The foregoing description of the Registration Rights Agreement is a summary and is qualified in its entirety by reference to the Registration Rights Agreement, a copy of which is attached hereto as Exhibit 10.2 and is incorporated herein by reference.

 

Amendment to Rights Agreement

 

On August 12, 2014, the Company and Computershare Trust Company, N.A. (the “Rights Agent”) entered into Amendment No. 1 to Rights Agreement (the “Amendment”) to amend that certain Rights Agreement dated as of July 29, 2011, by and between the Company and the Rights Agent (the “Rights Agreement”). The Amendment accelerated the scheduled expiration of the common stock purchase rights under the Rights Agreement (the “Rights”) from 5:00 p.m. (Eastern time) on July 29, 2021 to 8:00 p.m. (Eastern time) on August 12, 2014, effectively terminating the Rights Agreement as of that time on that date, to make available sufficient shares of Common Stock to facilitate a private placement.
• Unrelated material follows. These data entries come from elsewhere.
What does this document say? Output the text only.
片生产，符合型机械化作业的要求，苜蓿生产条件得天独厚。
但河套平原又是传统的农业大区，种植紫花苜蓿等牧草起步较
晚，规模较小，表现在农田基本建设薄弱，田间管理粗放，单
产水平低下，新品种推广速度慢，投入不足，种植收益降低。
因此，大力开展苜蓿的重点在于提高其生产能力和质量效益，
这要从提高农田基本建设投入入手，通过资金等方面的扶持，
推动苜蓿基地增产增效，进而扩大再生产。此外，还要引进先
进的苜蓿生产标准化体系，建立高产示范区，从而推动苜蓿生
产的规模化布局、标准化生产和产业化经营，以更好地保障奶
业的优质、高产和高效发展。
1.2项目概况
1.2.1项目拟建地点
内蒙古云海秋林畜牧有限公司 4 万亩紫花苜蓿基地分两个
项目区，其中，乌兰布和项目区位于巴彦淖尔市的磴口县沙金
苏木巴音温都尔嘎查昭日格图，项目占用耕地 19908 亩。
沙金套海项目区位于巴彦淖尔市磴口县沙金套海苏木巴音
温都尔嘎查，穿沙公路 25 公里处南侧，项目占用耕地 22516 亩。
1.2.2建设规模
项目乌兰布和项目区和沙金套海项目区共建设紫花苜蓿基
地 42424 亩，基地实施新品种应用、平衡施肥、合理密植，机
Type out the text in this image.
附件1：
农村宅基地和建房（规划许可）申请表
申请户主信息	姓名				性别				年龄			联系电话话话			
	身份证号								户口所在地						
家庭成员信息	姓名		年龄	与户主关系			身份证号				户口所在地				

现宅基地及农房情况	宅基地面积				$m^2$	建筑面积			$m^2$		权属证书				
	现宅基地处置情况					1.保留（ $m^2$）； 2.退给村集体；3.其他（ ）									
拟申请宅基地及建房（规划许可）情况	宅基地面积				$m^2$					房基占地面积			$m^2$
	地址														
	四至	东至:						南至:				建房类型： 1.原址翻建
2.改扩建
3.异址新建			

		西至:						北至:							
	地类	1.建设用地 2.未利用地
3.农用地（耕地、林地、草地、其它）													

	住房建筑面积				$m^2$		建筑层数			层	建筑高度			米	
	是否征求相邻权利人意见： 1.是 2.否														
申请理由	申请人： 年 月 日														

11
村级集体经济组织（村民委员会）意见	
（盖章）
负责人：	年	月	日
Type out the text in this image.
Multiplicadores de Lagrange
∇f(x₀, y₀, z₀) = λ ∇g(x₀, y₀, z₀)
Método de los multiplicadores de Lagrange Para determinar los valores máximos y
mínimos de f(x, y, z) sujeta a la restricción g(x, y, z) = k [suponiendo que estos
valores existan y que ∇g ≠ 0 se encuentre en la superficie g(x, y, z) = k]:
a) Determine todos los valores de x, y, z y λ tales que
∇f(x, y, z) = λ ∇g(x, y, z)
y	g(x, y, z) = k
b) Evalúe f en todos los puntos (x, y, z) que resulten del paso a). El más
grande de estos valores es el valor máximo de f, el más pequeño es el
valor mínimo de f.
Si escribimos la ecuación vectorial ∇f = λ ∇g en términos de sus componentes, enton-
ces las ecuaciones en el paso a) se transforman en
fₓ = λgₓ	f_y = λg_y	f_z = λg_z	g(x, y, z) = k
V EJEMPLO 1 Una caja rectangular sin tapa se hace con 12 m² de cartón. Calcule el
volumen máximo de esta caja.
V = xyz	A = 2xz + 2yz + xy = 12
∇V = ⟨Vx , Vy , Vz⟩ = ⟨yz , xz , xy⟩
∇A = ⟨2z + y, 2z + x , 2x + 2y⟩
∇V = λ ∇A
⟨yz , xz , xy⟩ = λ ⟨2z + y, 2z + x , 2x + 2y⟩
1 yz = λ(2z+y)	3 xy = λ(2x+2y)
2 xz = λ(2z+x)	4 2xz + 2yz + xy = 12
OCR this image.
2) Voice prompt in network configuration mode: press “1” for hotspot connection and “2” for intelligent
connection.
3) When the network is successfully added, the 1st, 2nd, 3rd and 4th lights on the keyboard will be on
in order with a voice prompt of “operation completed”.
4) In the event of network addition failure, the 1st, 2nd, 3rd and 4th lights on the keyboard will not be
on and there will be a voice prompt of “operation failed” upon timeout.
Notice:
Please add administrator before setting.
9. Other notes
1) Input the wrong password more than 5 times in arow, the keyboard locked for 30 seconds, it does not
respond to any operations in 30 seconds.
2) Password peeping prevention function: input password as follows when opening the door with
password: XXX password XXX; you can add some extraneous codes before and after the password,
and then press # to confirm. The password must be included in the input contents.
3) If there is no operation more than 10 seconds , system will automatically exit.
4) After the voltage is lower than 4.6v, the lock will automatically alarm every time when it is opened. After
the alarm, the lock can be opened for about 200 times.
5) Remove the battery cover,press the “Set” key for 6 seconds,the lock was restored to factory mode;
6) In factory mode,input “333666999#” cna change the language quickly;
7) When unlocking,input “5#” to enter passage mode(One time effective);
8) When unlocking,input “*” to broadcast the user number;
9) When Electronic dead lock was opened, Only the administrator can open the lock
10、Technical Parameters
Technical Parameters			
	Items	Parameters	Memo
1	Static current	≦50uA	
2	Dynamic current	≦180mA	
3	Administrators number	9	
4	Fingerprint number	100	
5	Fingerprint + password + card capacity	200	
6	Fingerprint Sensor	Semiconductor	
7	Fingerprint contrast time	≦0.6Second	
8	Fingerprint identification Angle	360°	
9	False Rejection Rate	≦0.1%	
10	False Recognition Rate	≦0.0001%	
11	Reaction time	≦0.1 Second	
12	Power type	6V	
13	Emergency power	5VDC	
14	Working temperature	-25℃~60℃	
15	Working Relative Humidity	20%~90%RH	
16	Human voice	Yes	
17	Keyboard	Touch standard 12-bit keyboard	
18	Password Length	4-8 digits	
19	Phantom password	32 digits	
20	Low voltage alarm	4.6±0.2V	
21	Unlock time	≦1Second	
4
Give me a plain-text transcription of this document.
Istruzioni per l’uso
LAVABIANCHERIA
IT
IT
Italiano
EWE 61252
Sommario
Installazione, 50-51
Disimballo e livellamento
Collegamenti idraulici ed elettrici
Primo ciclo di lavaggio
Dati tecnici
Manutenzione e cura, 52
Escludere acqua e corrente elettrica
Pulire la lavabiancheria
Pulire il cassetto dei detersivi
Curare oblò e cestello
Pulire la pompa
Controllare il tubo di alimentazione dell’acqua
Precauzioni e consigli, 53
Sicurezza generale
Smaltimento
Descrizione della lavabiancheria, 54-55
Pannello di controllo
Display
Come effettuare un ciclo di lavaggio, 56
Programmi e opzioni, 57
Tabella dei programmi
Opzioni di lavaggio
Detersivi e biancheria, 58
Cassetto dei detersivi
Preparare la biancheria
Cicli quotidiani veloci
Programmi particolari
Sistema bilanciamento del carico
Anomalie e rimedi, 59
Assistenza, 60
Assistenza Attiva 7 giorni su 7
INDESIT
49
All of the Rights distributed to the holders of the Common Stock expired, without the need for action by any of the holders, upon the termination of the Rights Agreement. The Common Stock was not affected by the termination of the Rights Agreement.

 

The foregoing description of the Amendment is a summary and is qualified in its entirety by reference to the Amendment, a copy of which is attached hereto as Exhibit 4.1 and is incorporated herein by reference.

 

A copy of the Rights Agreement as originally executed is attached as Exhibit 4.1 to the Current Report on Form 8-K filed by the Company on August 2, 2011 and is incorporated herein by reference.

 

Item 1.02. Termination of a Material Definitive Agreement.

 

The information under “Amendment to Rights Agreement” set forth in Item 1.01 of this Current Report on Form 8-K is incorporated in this Item 1.02 by reference.

 

Item 3.02. Unregistered Sales of Equity Securities.

 

The information under “Common Stock Purchase Agreement” set forth in Item 1.01 of this Current Report is incorporated in this Item 3.02 by reference.

 

Item 3.03. Material Modification to Rights of Security Holders.

 

The information under “Amendment to Rights Agreement” set forth in Item 1.01 of this Current Report on Form 8-K is incorporated in this Item 3.03 by reference.

 

Item 8.01. Other Events.

 

On August 14, 2014, the Company issued a press release in connection with the agreement and actions described in this Current Report on Form 8-K. A copy of the press release is attached hereto as Exhibit 99.1 and is incorporated herein by reference.

 

Item 9.01. Financial Statements and Exhibits.

 

(d) Exhibits

 

Exhibit 4.1 – Amendment No. 1 to Rights Agreement, dated as of August 12, 2014, by and between Interphase Corporation and Computershare Trust Company, N.A., as Rights Agent.

 

Exhibit 10.1 – Common Stock Purchase Agreement, dated as of August 13, 2014, by and between Interphase Corporation and Hodges Small Cap Fund.

 

Exhibit 10.2 – Registration Rights Agreement, dated as of August 13, 2014, by and between Interphase Corporation and Hodges Small Cap Fund.

 

Exhibit 99.1 – Press Release issued by the Company dated August 14, 2014.

 

 

 
 

 

 

SIGNATURE

 

Pursuant to the requirements of the Securities Exchange Act of 1934, the registrant has duly caused this report to be signed on its behalf by the undersigned hereunto duly authorized.

 

 

 

Interphase Corporation

 

     

 

By:

/s/ Thomas N. Tipton, Jr.      

 

Date: August 18, 2014

Title: 

Chief Financial Officer, SecretaryVice President of Finance and Treasurer  

 

 

 

EXHIBIT INDEX

 

 

Exhibit 4.1

Amendment No. 1 to Rights Agreement, dated as of August 12, 2014, by and between Interphase Corporation and Computershare Trust Company, N.A., as Rights Agent.

 

 

Exhibit 10.1

Common Stock Purchase Agreement, dated as of August 13, 2014, by and between Interphase Corporation and Hodges Small Cap Fund.

 

 

Exhibit 10.2

Registration Rights Agreement, dated as of August 13, 2014, by and between Interphase Corporation and Hodges Small Cap Fund.